When
properly staged, David Mamet’s sexual harassment drama Oleanna disturbs and provokes because it presents truth as
something ambiguous and slippery. Una and Ray could be the other side of the
coin. The truth of their forbidden relationship was pretty well established in
court. Yet, they persist in similar forms of denial and self-deceit. After
years apart, they will finally face each other again in Benedict Andrews’ Una (trailer here), adapted by David
Harrower from his own play Blackbird,
which opens this Friday in New York.
When
she was thirteen, Una was seduced into a sexual relationship by Ray, her father’s
friend and next-door neighbor. He hardly looked the dashing sort, but Una was
convinced she loved him.

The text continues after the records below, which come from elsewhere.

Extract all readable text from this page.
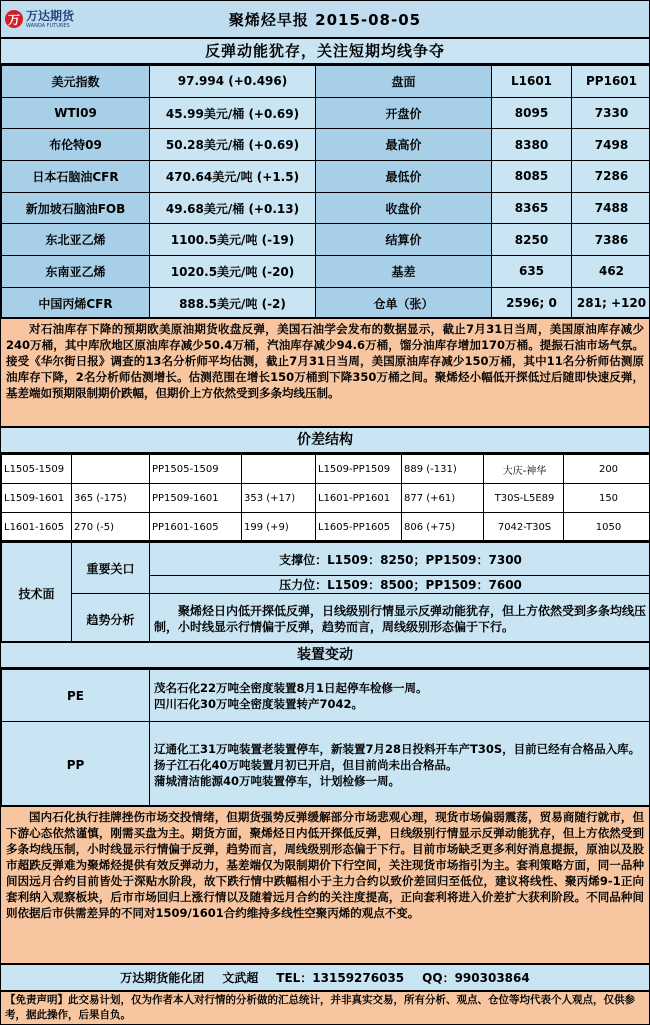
万 万达期货
WANDA FUTURES	聚烯烃早报 2015-08-05
反弹动能犹存，关注短期均线争夺
美元指数	97.994 (+0.496)	盘面	L1601	PP1601
WTI09	45.99美元/桶 (+0.69)	开盘价	8095	7330
布伦特09	50.28美元/桶 (+0.69)	最高价	8380	7498
日本石脑油CFR	470.64美元/吨 (+1.5)	最低价	8085	7286
新加坡石脑油FOB	49.68美元/桶 (+0.13)	收盘价	8365	7488
东北亚乙烯	1100.5美元/吨 (-19)	结算价	8250	7386
东南亚乙烯	1020.5美元/吨 (-20)	基差	635	462
中国丙烯CFR	888.5美元/吨 (-2)	仓单（张）	2596; 0	281; +120

对石油库存下降的预期欧美原油期货收盘反弹，美国石油学会发布的数据显示，截止7月31日当周，美国原油库存减少240万桶，其中库欣地区原油库存减少50.4万桶，汽油库存减少94.6万桶，馏分油库存增加170万桶。提振石油市场气氛。接受《华尔街日报》调查的13名分析师平均估测，截止7月31日当周，美国原油库存减少150万桶，其中11名分析师估测原油库存下降，2名分析师估测增长。估测范围在增长150万桶到下降350万桶之间。聚烯烃小幅低开探低过后随即快速反弹，基差端如预期限制期价跌幅，但期价上方依然受到多条均线压制。
价差结构
L1505-1509		PP1505-1509		L1509-PP1509	889 (-131)	大庆-神华	200
L1509-1601	365 (-175)	PP1509-1601	353 (+17)	L1601-PP1601	877 (+61)	T30S-L5E89	150
L1601-1605	270 (-5)	PP1601-1605	199 (+9)	L1605-PP1605	806 (+75)	7042-T30S	1050
技术面	重要关口	支撑位：L1509：8250；PP1509：7300
		压力位：L1509：8500；PP1509：7600
	趋势分析	聚烯烃日内低开探低反弹，日线级别行情显示反弹动能犹存，但上方依然受到多条均线压制，小时线显示行情偏于反弹，趋势而言，周线级别形态偏于下行。
装置变动
PE	茂名石化22万吨全密度装置8月1日起停车检修一周。
四川石化30万吨全密度装置转产7042。

PP	辽通化工31万吨装置老装置停车，新装置7月28日投料开车产T30S，目前已经有合格品入库。
扬子江石化40万吨装置月初已开启，但目前尚未出合格品。
蒲城清洁能源40万吨装置停车，计划检修一周。
国内石化执行挂牌挫伤市场交投情绪，但期货强势反弹缓解部分市场悲观心理，现货市场偏弱震荡，贸易商随行就市，但下游心态依然谨慎，刚需买盘为主。期货方面，聚烯烃日内低开探低反弹，日线级别行情显示反弹动能犹存，但上方依然受到多条均线压制，小时线显示行情偏于反弹，趋势而言，周线级别形态偏于下行。目前市场缺乏更多利好消息提振，原油以及股市超跌反弹难为聚烯烃提供有效反弹动力，基差端仅为限制期价下行空间，关注现货市场指引为主。套利策略方面，同一品种间因远月合约目前皆处于深贴水阶段，故下跌行情中跌幅相小于主力合约以致价差回归至低位，建议将线性、聚丙烯9-1正向套利纳入观察板块，后市市场回归上涨行情以及随着远月合约的关注度提高，正向套利将进入价差扩大获利阶段。不同品种间则依据后市供需差异的不同对1509/1601合约维持多线性空聚丙烯的观点不变。
万达期货能化团 文武超 TEL：13159276035 QQ：990303864
【免责声明】此交易计划，仅为作者本人对行情的分析做的汇总统计，并非真实交易，所有分析、观点、仓位等均代表个人观点，仅供参考，据此操作，后果自负。
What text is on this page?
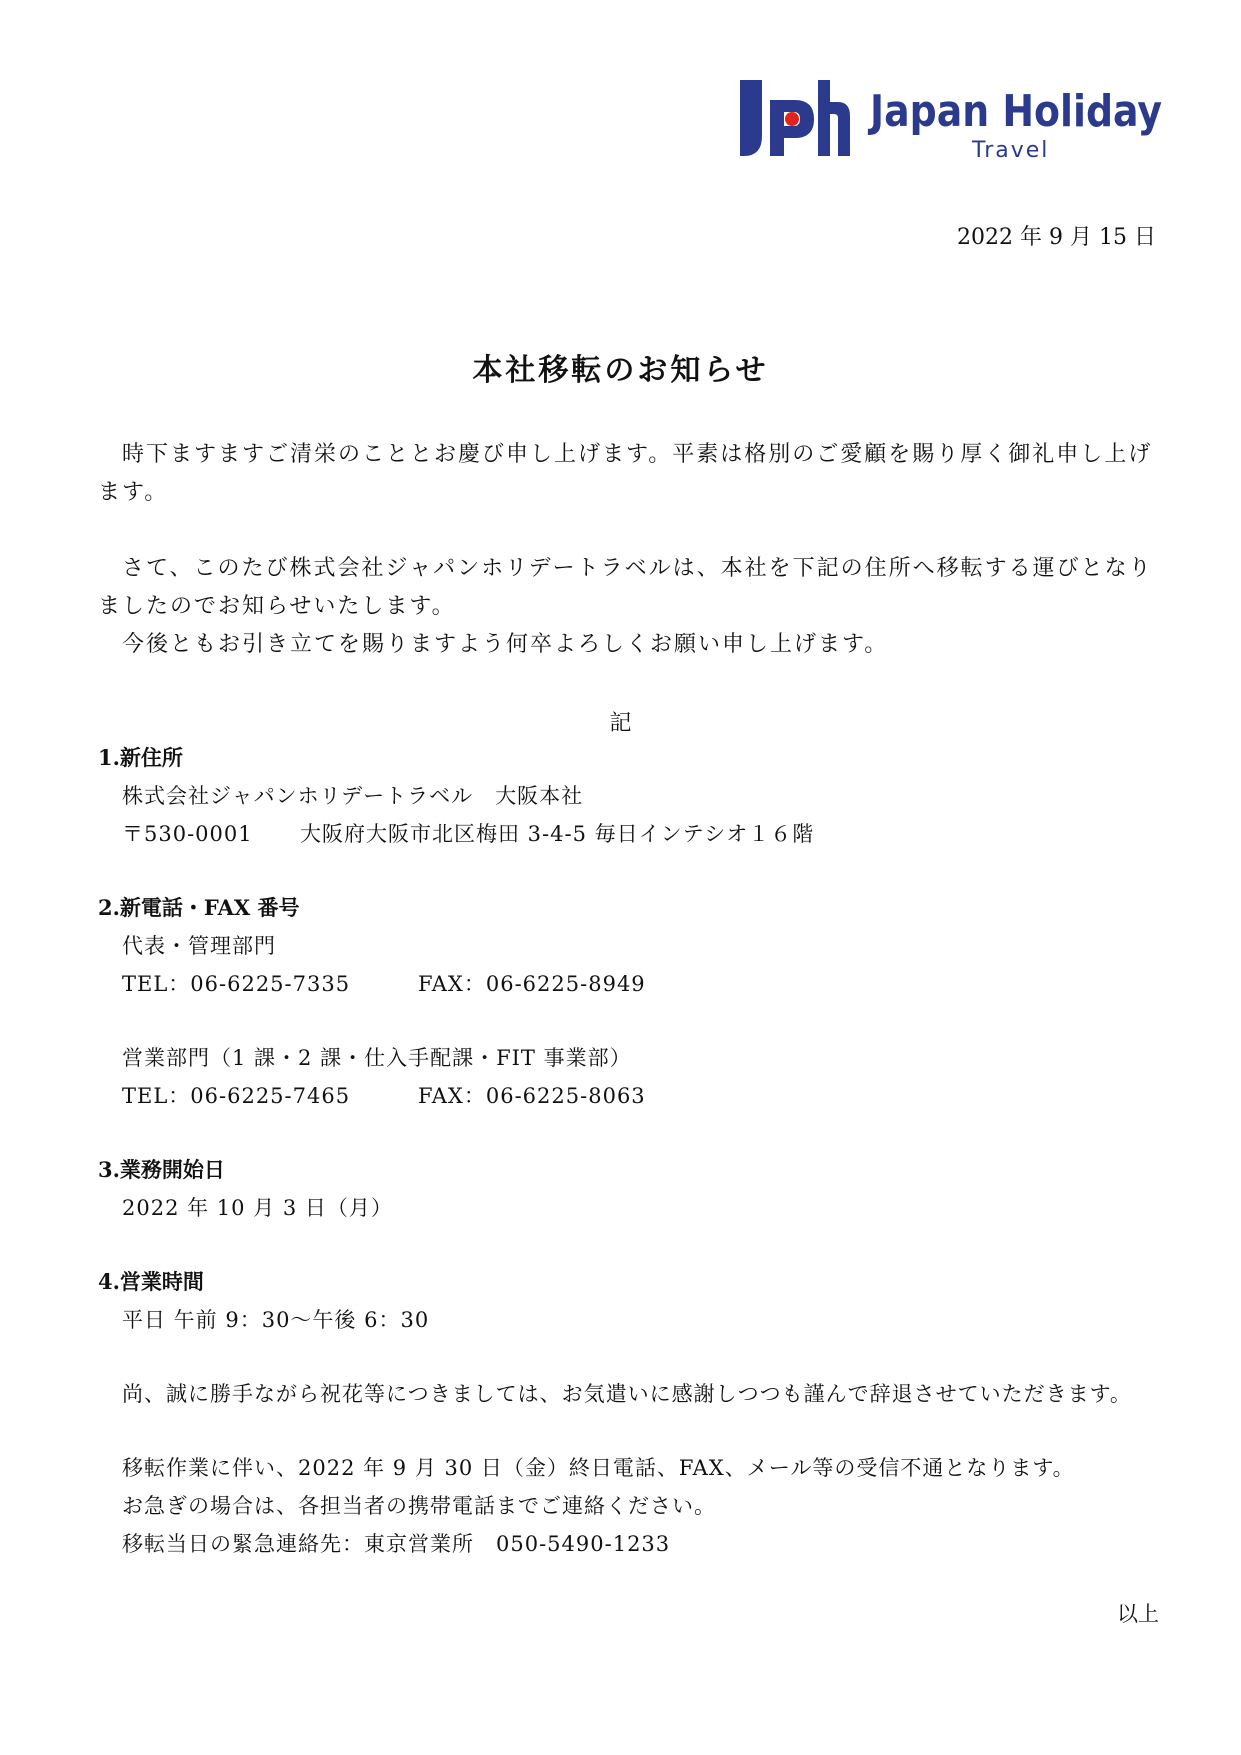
Japan Holiday
Travel
2022 年 9 月 15 日
本社移転のお知らせ
時下ますますご清栄のこととお慶び申し上げます。平素は格別のご愛顧を賜り厚く御礼申し上げます。
さて、このたび株式会社ジャパンホリデートラベルは、本社を下記の住所へ移転する運びとなりましたのでお知らせいたします。
今後ともお引き立てを賜りますよう何卒よろしくお願い申し上げます。
記
1.新住所
株式会社ジャパンホリデートラベル　大阪本社
〒530-0001 大阪府大阪市北区梅田 3-4-5 毎日インテシオ１６階
2.新電話・FAX 番号
代表・管理部門
TEL：06-6225-7335	FAX：06-6225-8949
営業部門（1 課・2 課・仕入手配課・FIT 事業部）
TEL：06-6225-7465	FAX：06-6225-8063
3.業務開始日
2022 年 10 月 3 日（月）
4.営業時間
平日 午前 9：30～午後 6：30
尚、誠に勝手ながら祝花等につきましては、お気遣いに感謝しつつも謹んで辞退させていただきます。
移転作業に伴い、2022 年 9 月 30 日（金）終日電話、FAX、メール等の受信不通となります。
お急ぎの場合は、各担当者の携帯電話までご連絡ください。
移転当日の緊急連絡先：東京営業所　050-5490-1233
以上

In fact, she was willing to run off to the Continent
with him, where this kind of relationship is apparently more readily accepted.
However, the events of that fateful night will be the only significant points
of contention of their problematic affair. Believing he had abandoned her, Una
panicked, which led to his arrest and conviction, resulting in a scandal that
tarnished them both.
Fifteen
years later, Una chanced across his photo in a newspaper. Having changed his
name to Peter Trevelyan, Ray started a new life with a wife and co-workers who
knew nothing of his past, whereas Una remained the notorious girl who ran off
with the lecherous neighbor. She will show up unannounced at the manufacturing
plant where he works as a middle-manager, perhaps to expose him or perhaps to
rekindle what she thought they had. She probably does not know herself. Either
way, her presence will deeply disturb Ray/Peter.
On
film, Una is largely a two-hander,
but there is still a significant part to be played by Scott, one of “Trevelyan’s”
direct reports, who becomes a pawn in their emotional chess game. Still, the
heart and guts of the film consist of their raw face-to-face confrontations in
the company’s ironically pristine break room. (It won’t look so tidy when they
finish with it.)
There
is some tough stuff in this film, but it is clear why actors would jump at the
chance to play such viscerally dramatic confrontations. Credit is therefore due
to Rooney Mara and Ben Mendelsohn, who do right by Harrower’s text, pushing
themselves and each other, while always keeping it real. Forget the ill-conceived
Dragon Tattoo remake (assuming you haven’t
already), because Una represents some
of Mara’s career best work, along with Charlie McDowell’s ridiculously
underappreciated The Discovery. The
word volatile does not begin to describe her, but there are no shticky
Streepian excesses to be seen in her portrayal. Instead, she is tightly, even
dangerously restrained. There is an intensity to her work that suggests she
could explode at any second.
Likewise,
Mendelsohn makes Trevelyan or whoever you want to call him frighteningly human,
especially his desperate survival imperative. Riz Ahmed wisely opts for an
understated approach as poor clueless Scott, but his work humanizes and anchors
the film. It is also rather mind-blowing to see Tara Fitzgerald, once a
romantic co-lead in Hugh Grant comedies, playing Una’s uptight mother Andrea.
She is perfectly fine in an absolutely thankless role.